The genes that lead to coronary artery disease (CAD) also influence reproduction, research shows.
In order to reproduce successfully, researchers say, the genes for heart disease will also be inherited.
“…we suspected there must have been be some unknown benefit to retaining these genes for the disease.”
“Evolution, it seems, is involved in a trade-off where CAD only begins to appear at around 40-50 years of age when the potential beneficial effects of these genes on reproduction have already occurred,” explains lead author Sean Byars from the School of BioSciences at the University of Melbourne.
He says the team wanted to understand more about how CAD has been inherited in our evolutionary past, to better understand why it is so prevalent now.
An ancient disease
“CAD is often thought of as modern disease, but actually atherosclerosis, or thickening of the artery walls, has been detected in Egyptian mummies, so we suspect it has been in our genes for thousands of years.”
CAD currently affects 110 million people and causes 8.9 million deaths annually, according to 2015 figures.
“According to the theory of natural selection, as proposed by Charles Darwin, genes for traits that improve individual survival or reproduction will increase or be maintained in populations, whereas those that reduce our chances of survival will be selected against and gradually removed or reduced over time.
“So it was unclear why CAD remains so common in modern humans and this is important to understand given the global health burden it represents,” explains Byars.
The team analyzed 56 genetic regions for CAD in 12 worldwide populations originating mainly from Africa, Europe, and East Asia, and used a statistical score to measure whether there had been recent selective changes to DNA associated with the disease.
‘Some unknown benefit’
Associate Professor Michael Inouye, who also led the study, says the findings show that many genes associated with CAD have actually been positively selected through evolution.
“So we suspected there must have been be some unknown benefit to retaining these genes for the disease,” says Inouye, based at the Baker Heart and Diabetes Institute.

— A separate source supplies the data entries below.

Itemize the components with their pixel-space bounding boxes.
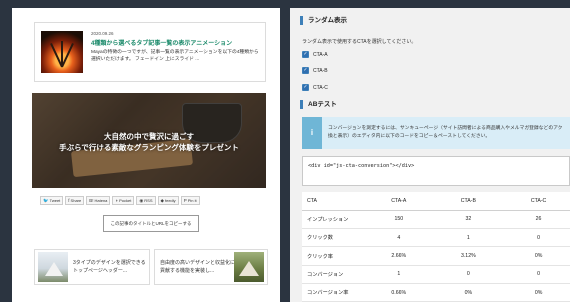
post-excerpt: Mayaの特徴の一つですが、記事一覧の表示アニメーションを以下の4種類から選択い… bbox=[91, 50, 259, 62]
row-label: インプレッション bbox=[302, 210, 364, 230]
table-cell: 2.66% bbox=[364, 246, 434, 266]
table-row: クリック数 4 1 0 bbox=[302, 228, 570, 248]
table-cell: 0.66% bbox=[364, 283, 434, 302]
column-header: CTA-C bbox=[503, 192, 570, 211]
share-button-hatena[interactable]: B! Hatena bbox=[86, 196, 111, 205]
twitter-icon: 🐦 bbox=[43, 197, 49, 203]
row-label: クリック数 bbox=[302, 228, 364, 248]
cta-c-label: CTA-C bbox=[313, 84, 328, 91]
banner-headline: 大自然の中で贅沢に過ごす bbox=[103, 132, 195, 141]
share-button-feedly[interactable]: ◆ feedly bbox=[157, 196, 179, 205]
table-cell: 1 bbox=[433, 228, 504, 248]
pocket-icon: ◗ bbox=[115, 198, 119, 203]
share-button-pinterest[interactable]: P Pin it bbox=[180, 196, 200, 205]
cta-c-checkbox[interactable]: ✓ bbox=[302, 84, 309, 91]
feedly-icon: ◆ bbox=[160, 197, 164, 203]
column-header: CTA-A bbox=[364, 192, 434, 211]
article-page: 2020.09.26 4種類から選べるタブ記事一覧の表示アニメーション Maya… bbox=[12, 8, 280, 302]
table-cell: 0% bbox=[503, 246, 570, 266]
related-post-card[interactable]: 3タイプのデザインを選択できるトップページヘッダー... bbox=[34, 249, 150, 285]
share-button-pocket[interactable]: ◗ Pocket bbox=[112, 196, 135, 205]
row-label: コンバージョン率 bbox=[302, 283, 364, 302]
row-label: クリック率 bbox=[302, 246, 364, 266]
column-header: CTA-B bbox=[433, 192, 504, 211]
featured-post-card[interactable]: 2020.09.26 4種類から選べるタブ記事一覧の表示アニメーション Maya… bbox=[34, 22, 266, 82]
table-header-row: CTA CTA-A CTA-B CTA-C bbox=[302, 192, 570, 211]
table-row: インプレッション 150 32 26 bbox=[302, 210, 570, 230]
table-cell: 32 bbox=[433, 210, 504, 230]
tent-thumbnail bbox=[38, 252, 68, 282]
conversion-code-box[interactable]: <div id="js-cta-conversion"></div> bbox=[302, 156, 570, 186]
related-post-title[interactable]: 3タイプのデザインを選択できるトップページヘッダー... bbox=[73, 259, 147, 275]
share-button-rss[interactable]: ◉ RSS bbox=[136, 196, 156, 205]
cta-b-label: CTA-B bbox=[313, 67, 328, 74]
cta-a-checkbox[interactable]: ✓ bbox=[302, 51, 309, 58]
table-cell: 150 bbox=[364, 210, 434, 230]
glamping-campaign-banner[interactable]: 大自然の中で贅沢に過ごす 手ぶらで行ける素敵なグランピング体験をプレゼント bbox=[32, 93, 266, 188]
cta-a-label: CTA-A bbox=[313, 51, 328, 58]
campfire-thumbnail[interactable] bbox=[41, 31, 83, 73]
tent-thumbnail bbox=[234, 252, 264, 282]
table-cell: 0% bbox=[433, 283, 504, 302]
facebook-icon: f bbox=[68, 198, 70, 203]
related-post-title[interactable]: 自由度の高いデザインと収益化に貢献する機能を実装し... bbox=[160, 259, 236, 275]
table-row: コンバージョン率 0.66% 0% 0% bbox=[302, 283, 570, 302]
post-date: 2020.09.26 bbox=[91, 31, 114, 36]
share-button-facebook[interactable]: f Share bbox=[65, 196, 85, 205]
rss-icon: ◉ bbox=[139, 197, 144, 203]
banner-subheadline: 手ぶらで行ける素敵なグランピング体験をプレゼント bbox=[59, 143, 239, 152]
conversion-code[interactable]: <div id="js-cta-conversion"></div> bbox=[308, 163, 414, 169]
cta-b-checkbox-row[interactable]: ✓ CTA-B bbox=[302, 67, 328, 74]
table-cell: 1 bbox=[364, 265, 434, 284]
table-cell: 3.12% bbox=[433, 246, 504, 266]
copy-title-url-button[interactable]: この記事のタイトルとURLをコピーする bbox=[103, 215, 199, 232]
cta-settings-panel: ランダム表示 ランダム表示で使用するCTAを選択してください。 ✓ CTA-A … bbox=[290, 8, 570, 302]
cta-a-checkbox-row[interactable]: ✓ CTA-A bbox=[302, 51, 328, 58]
share-button-twitter[interactable]: 🐦 Tweet bbox=[40, 196, 64, 205]
random-display-description: ランダム表示で使用するCTAを選択してください。 bbox=[302, 39, 417, 45]
table-row: クリック率 2.66% 3.12% 0% bbox=[302, 246, 570, 266]
table-cell: 0 bbox=[503, 228, 570, 248]
info-text-line-1: コンバージョンを測定するには、サンキューページ（サイト訪問者による商品購入やメル… bbox=[328, 126, 563, 131]
column-header: CTA bbox=[302, 192, 364, 211]
table-cell: 0% bbox=[503, 283, 570, 302]
table-cell: 0 bbox=[503, 265, 570, 284]
cta-b-checkbox[interactable]: ✓ bbox=[302, 67, 309, 74]
row-label: コンバージョン bbox=[302, 265, 364, 284]
ab-test-table: CTA CTA-A CTA-B CTA-C インプレッション 150 32 26… bbox=[302, 192, 570, 302]
table-cell: 0 bbox=[433, 265, 504, 284]
pinterest-icon: P bbox=[183, 198, 187, 203]
table-cell: 4 bbox=[364, 228, 434, 248]
post-title-link[interactable]: 4種類から選べるタブ記事一覧の表示アニメーション bbox=[91, 38, 232, 47]
share-buttons: 🐦 Tweet f Share B! Hatena ◗ Pocket ◉ RSS ◆ fee… bbox=[40, 196, 200, 205]
ab-test-heading: ABテスト bbox=[300, 100, 337, 109]
cta-c-checkbox-row[interactable]: ✓ CTA-C bbox=[302, 84, 328, 91]
hatena-icon: B! bbox=[89, 198, 94, 203]
info-text-line-2: 換と表示）のエディタ内に以下のコードをコピー＆ペーストしてください。 bbox=[328, 134, 491, 139]
conversion-info-box: i コンバージョンを測定するには、サンキューページ（サイト訪問者による商品購入や… bbox=[302, 117, 570, 149]
table-cell: 26 bbox=[503, 210, 570, 230]
table-row: コンバージョン 1 0 0 bbox=[302, 265, 570, 284]
random-display-heading: ランダム表示 bbox=[300, 16, 347, 25]
related-post-card[interactable]: 自由度の高いデザインと収益化に貢献する機能を実装し... bbox=[154, 249, 268, 285]
info-icon: i bbox=[302, 117, 322, 149]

“After further research, we found CAD genes are also important for reproduction and involved in important functions in male and female fertility being expressed in the testes, ovaries, and endometrium, for example.
“This represents direct evidence that genes that have been under selection are also beneficial for reproduction and, yet, are associated with occurrence of a common disease later in life,” Inouye says.
“This doesn’t necessarily mean that women with many children are more likely to develop heart disease, it may simply mean that the disease is a by-product of humans being able to reproduce well,” adds Byars.
The results also provide insights on how selection for CAD genes differs between populations, and how these populations might respond differently to the same heart disease prevention strategies.
Reading before writing
Inouye says that ultimately these results give us some idea how complicated the effects of genes can be.
He adds that we need to be cautious with new gene-editing techniques like CRISPR, as unintended effects may be introduced which may not reveal themselves for decades or more.
“It’s a bit like a balloon, if you push on one side of it, the air will push out in other places and if you don’t know what the balloon looks like then you won’t be able to predict where.
“Our genomes are similarly complex and we need to learn more in order to read them, much less write them.”
The study appears in the journal PLOS Genetics.